Nearly every investment bank on the planet is cutting costs and slashing headcount. As too is Barclays, a firm embroiled in more scandals than Lindsay Lohan.
Conventional wisdom says Barclays is doing the right thing. New regulations demand that banks take fewer risks and hold more capital, and the predominant thinking on Wall Street is that investment banking divisions are ripe for cuts.
Barclays is falling right in line, cutting its global investment banking headcount by roughly 10%, with workforce reductions primarily in Asia but also in its healthier U.S. and U.K. divisions. Prudent, right? Not according to analysts at Bernstein Research, who believe Barclays should be pouring additional resources into its investment banking business, not pulling them out, according to Financial News.

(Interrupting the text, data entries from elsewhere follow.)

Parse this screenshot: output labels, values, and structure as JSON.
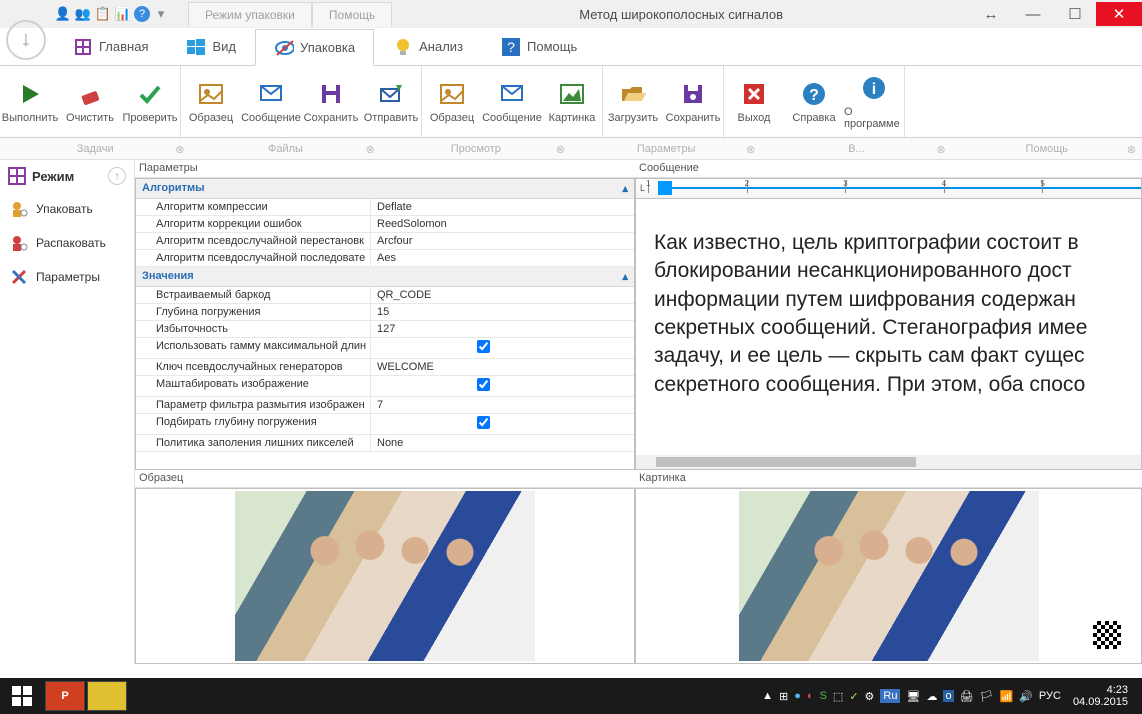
{
  "window": {
    "title": "Метод широкополосных сигналов",
    "top_tabs": [
      "Режим упаковки",
      "Помощь"
    ]
  },
  "main_tabs": [
    {
      "label": "Главная",
      "icon": "logo"
    },
    {
      "label": "Вид",
      "icon": "windows"
    },
    {
      "label": "Упаковка",
      "icon": "eye-off",
      "active": true
    },
    {
      "label": "Анализ",
      "icon": "bulb"
    },
    {
      "label": "Помощь",
      "icon": "help-box"
    }
  ],
  "ribbon_groups": [
    [
      {
        "label": "Выполнить",
        "icon": "play",
        "color": "#2a7a2a"
      },
      {
        "label": "Очистить",
        "icon": "eraser",
        "color": "#d04040"
      },
      {
        "label": "Проверить",
        "icon": "check",
        "color": "#2aa050"
      }
    ],
    [
      {
        "label": "Образец",
        "icon": "image",
        "color": "#c0882a"
      },
      {
        "label": "Сообщение",
        "icon": "message",
        "color": "#2a70c0"
      },
      {
        "label": "Сохранить",
        "icon": "save",
        "color": "#6a3aa0"
      },
      {
        "label": "Отправить",
        "icon": "send",
        "color": "#2a60a0"
      }
    ],
    [
      {
        "label": "Образец",
        "icon": "image",
        "color": "#c0882a"
      },
      {
        "label": "Сообщение",
        "icon": "message",
        "color": "#2a70c0"
      },
      {
        "label": "Картинка",
        "icon": "picture",
        "color": "#3a8a3a"
      }
    ],
    [
      {
        "label": "Загрузить",
        "icon": "folder-open",
        "color": "#c0882a"
      },
      {
        "label": "Сохранить",
        "icon": "disk",
        "color": "#6a3aa0"
      }
    ],
    [
      {
        "label": "Выход",
        "icon": "close-box",
        "color": "#d03030"
      },
      {
        "label": "Справка",
        "icon": "help-circle",
        "color": "#2a80c0"
      },
      {
        "label": "О программе",
        "icon": "info",
        "color": "#2a80c0"
      }
    ]
  ],
  "section_labels": [
    "Задачи",
    "Файлы",
    "Просмотр",
    "Параметры",
    "В...",
    "Помощь"
  ],
  "sidebar": {
    "header": "Режим",
    "items": [
      {
        "label": "Упаковать",
        "icon": "person-gear",
        "color": "#e0a030"
      },
      {
        "label": "Распаковать",
        "icon": "person-gear",
        "color": "#d04040"
      },
      {
        "label": "Параметры",
        "icon": "wrench-cross",
        "color": "#3a70c0"
      }
    ]
  },
  "panels": {
    "params_label": "Параметры",
    "msg_label": "Сообщение",
    "sample_label": "Образец",
    "picture_label": "Картинка"
  },
  "param_grid": {
    "cat1": "Алгоритмы",
    "rows1": [
      {
        "name": "Алгоритм компрессии",
        "value": "Deflate"
      },
      {
        "name": "Алгоритм коррекции ошибок",
        "value": "ReedSolomon"
      },
      {
        "name": "Алгоритм псевдослучайной перестановк",
        "value": "Arcfour"
      },
      {
        "name": "Алгоритм псевдослучайной последовате",
        "value": "Aes"
      }
    ],
    "cat2": "Значения",
    "rows2": [
      {
        "name": "Встраиваемый баркод",
        "value": "QR_CODE"
      },
      {
        "name": "Глубина погружения",
        "value": "15"
      },
      {
        "name": "Избыточность",
        "value": "127"
      },
      {
        "name": "Использовать гамму максимальной длин",
        "checkbox": true
      },
      {
        "name": "Ключ псевдослучайных генераторов",
        "value": "WELCOME"
      },
      {
        "name": "Маштабировать изображение",
        "checkbox": true
      },
      {
        "name": "Параметр фильтра размытия изображен",
        "value": "7"
      },
      {
        "name": "Подбирать глубину погружения",
        "checkbox": true
      },
      {
        "name": "Политика заполения лишних пикселей",
        "value": "None"
      }
    ]
  },
  "message_text": "Как известно, цель криптографии состоит в\nблокировании несанкционированного дост\nинформации путем шифрования содержан\nсекретных сообщений. Стеганография имее\nзадачу, и ее цель — скрыть сам факт сущес\nсекретного сообщения. При этом, оба спосо",
  "ruler_marks": [
    "1",
    "2",
    "3",
    "4",
    "5"
  ],
  "taskbar": {
    "lang": "РУС",
    "lang_short": "Ru",
    "time": "4:23",
    "date": "04.09.2015"
  }
}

The thinking is simple: Barclays’ strength is its advisory business, particularly in the Americas group, where the division is responsible for roughly two-thirds of the M&A fees generated by the bank during the first three quarters of 2012. Globally, Barclays’ M&A business grew 17% during that time, while J.P. Morgan, Morgan Stanley and Bank of America Merrill Lynch each saw drops of roughly 30%. And unlike other banks like Goldman Sachs, Barclays isn’t well diversified.
Bernstein suggests that it was a combination of management changes, public relations concerns and political pressures that forced Barclays to take a knife to its i-banking business, rather than it simply being a sound strategy. The cuts leave the bank “naked in areas of high growth.”
In short: Bernstein wants Barclays to bet on the horse that got them to the race. An interesting thought at the very least.